By Andrew Wainer 01-20-2012

Dockery Farm in MIssissippi by Natalie Maynor via Wylio http://www.wylio.com/credits/Flickr/139476025

It was a record year for U.S. farmers in 2011, with farm income topping $100 billion. This includes sales of $22 billion in fruits and nuts and $21 billion in vegetables and melons — crops that rely on immigrant farm labor.

But even as U.S. farmers prospered in 2011, those working on farms had less to celebrate.

The nation’s agricultural mecca — Fresno Country, California — had the state’s highest agricultural sales ($5.9 billion) and its highest poverty rate – 27 percent.
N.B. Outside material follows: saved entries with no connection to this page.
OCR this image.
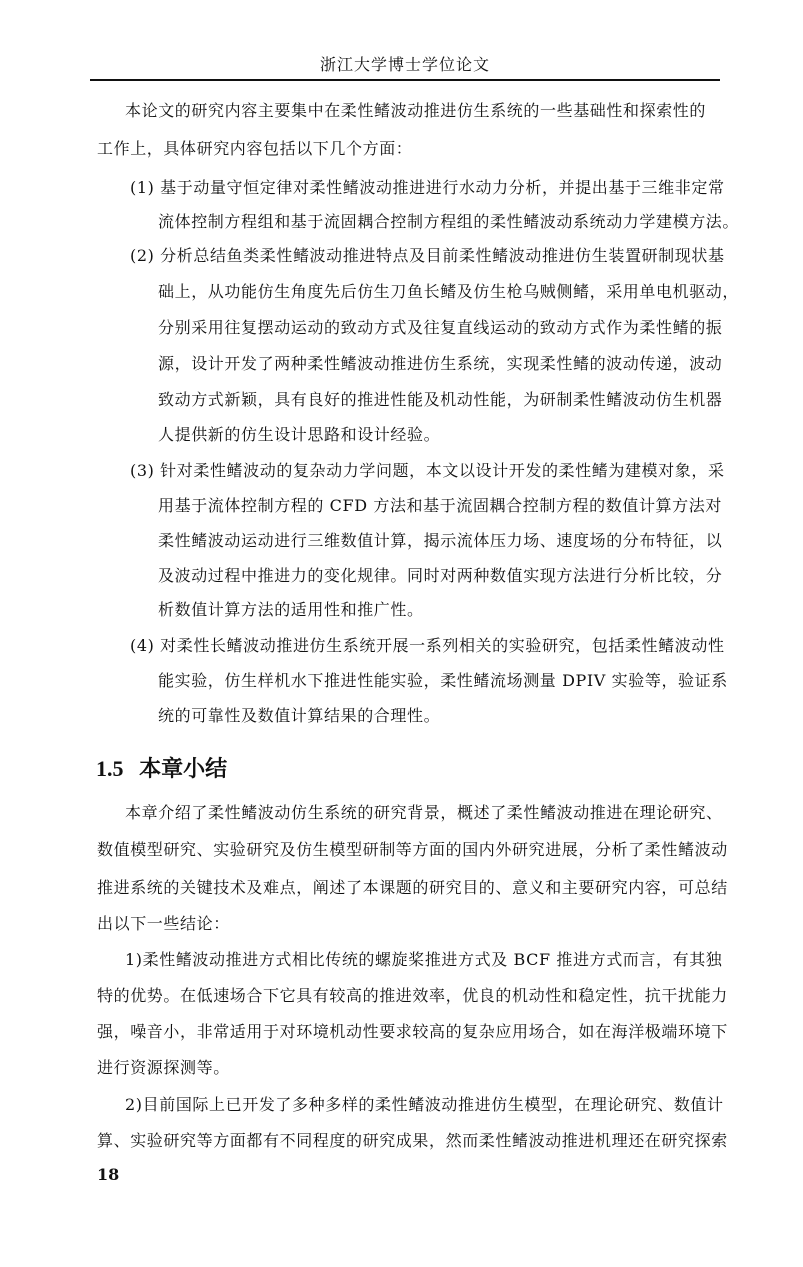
浙江大学博士学位论文
本论文的研究内容主要集中在柔性鳍波动推进仿生系统的一些基础性和探索性的
工作上，具体研究内容包括以下几个方面：
(1) 基于动量守恒定律对柔性鳍波动推进进行水动力分析，并提出基于三维非定常
流体控制方程组和基于流固耦合控制方程组的柔性鳍波动系统动力学建模方法。
(2) 分析总结鱼类柔性鳍波动推进特点及目前柔性鳍波动推进仿生装置研制现状基
础上，从功能仿生角度先后仿生刀鱼长鳍及仿生枪乌贼侧鳍，采用单电机驱动，
分别采用往复摆动运动的致动方式及往复直线运动的致动方式作为柔性鳍的振
源，设计开发了两种柔性鳍波动推进仿生系统，实现柔性鳍的波动传递，波动
致动方式新颖，具有良好的推进性能及机动性能，为研制柔性鳍波动仿生机器
人提供新的仿生设计思路和设计经验。
(3) 针对柔性鳍波动的复杂动力学问题，本文以设计开发的柔性鳍为建模对象，采
用基于流体控制方程的 CFD 方法和基于流固耦合控制方程的数值计算方法对
柔性鳍波动运动进行三维数值计算，揭示流体压力场、速度场的分布特征，以
及波动过程中推进力的变化规律。同时对两种数值实现方法进行分析比较，分
析数值计算方法的适用性和推广性。
(4) 对柔性长鳍波动推进仿生系统开展一系列相关的实验研究，包括柔性鳍波动性
能实验，仿生样机水下推进性能实验，柔性鳍流场测量 DPIV 实验等，验证系
统的可靠性及数值计算结果的合理性。
1.5 本章小结
本章介绍了柔性鳍波动仿生系统的研究背景，概述了柔性鳍波动推进在理论研究、
数值模型研究、实验研究及仿生模型研制等方面的国内外研究进展，分析了柔性鳍波动
推进系统的关键技术及难点，阐述了本课题的研究目的、意义和主要研究内容，可总结
出以下一些结论：
1)柔性鳍波动推进方式相比传统的螺旋桨推进方式及 BCF 推进方式而言，有其独
特的优势。在低速场合下它具有较高的推进效率，优良的机动性和稳定性，抗干扰能力
强，噪音小，非常适用于对环境机动性要求较高的复杂应用场合，如在海洋极端环境下
进行资源探测等。
2)目前国际上已开发了多种多样的柔性鳍波动推进仿生模型，在理论研究、数值计
算、实验研究等方面都有不同程度的研究成果，然而柔性鳍波动推进机理还在研究探索
18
More than 36 percent of the county’s children were poor, also the highest rate in the state. As one agricultural expert puts it, “High farm sales and high poverty rates often go together.”

Low wages, the seasonal nature of agricultural work, and, for many, unauthorized immigration status make it difficult for farm workers and their families to escape poverty. Farm workers’ high poverty rates aren’t totally attributable to immigration status, but it’s certainly one of the causes: 71 percent of all hired farm workers in the United States are immigrants, and about half of them are in the country illegally.

Poverty among farm worker families has decreased greatly since the mid-1990s, when more than half of all farm worker families were poor. Today 23 percent of farm workers nationally live below the poverty line.

Although many farm worker families have escaped poverty, their wages have increased slowly. Between 1989 and 2009 the value of U.S. agricultural exports rose 250 percent while average hourly farm worker wages increased 18 percent ($1.52) from $8.55 to $10.07. 

In addition to not adequately sharing in the profits of agriculture, farm workers face increased threats on other fronts.

In October 2011, the U.S. Immigrations and Customs Enforcement (ICE) announced its highest-ever number of removals: 396,906 for fiscal year 2011.

About 55 percent of all individuals removed had been convicted of felonies or misdemeanors. Although most of us can agree that all unauthorized immigrants convicted of serious crimes should be removed from the United States, removing those who are guilty of petty traffic violations, or have no criminal history at all, damages families and doesn’t serve the country.

Of ICE’s almost 400,000 removals for FY 2011, only 6,967  — or about 2 percent — were deported for crimes such as homicide or sexual assault.  

For the 45 percent of deportees with no criminal record, they were guilty of being in the wrong place at the wrong time.

There are no easy answers to the predicament of many immigrant farm worker families. But any solution should include some sort of legalization.

Immigrant farm workers need assurance that an I-9 audit won’t destroy their livelihoods and legalization would facilitate immigrants’ deeper integration into rural communities, since they could then invest in their new homes and neighborhoods.

Legalization wouldn’t completely solve the problem of poverty among immigrant farm workers, but it would be a step in the right direction.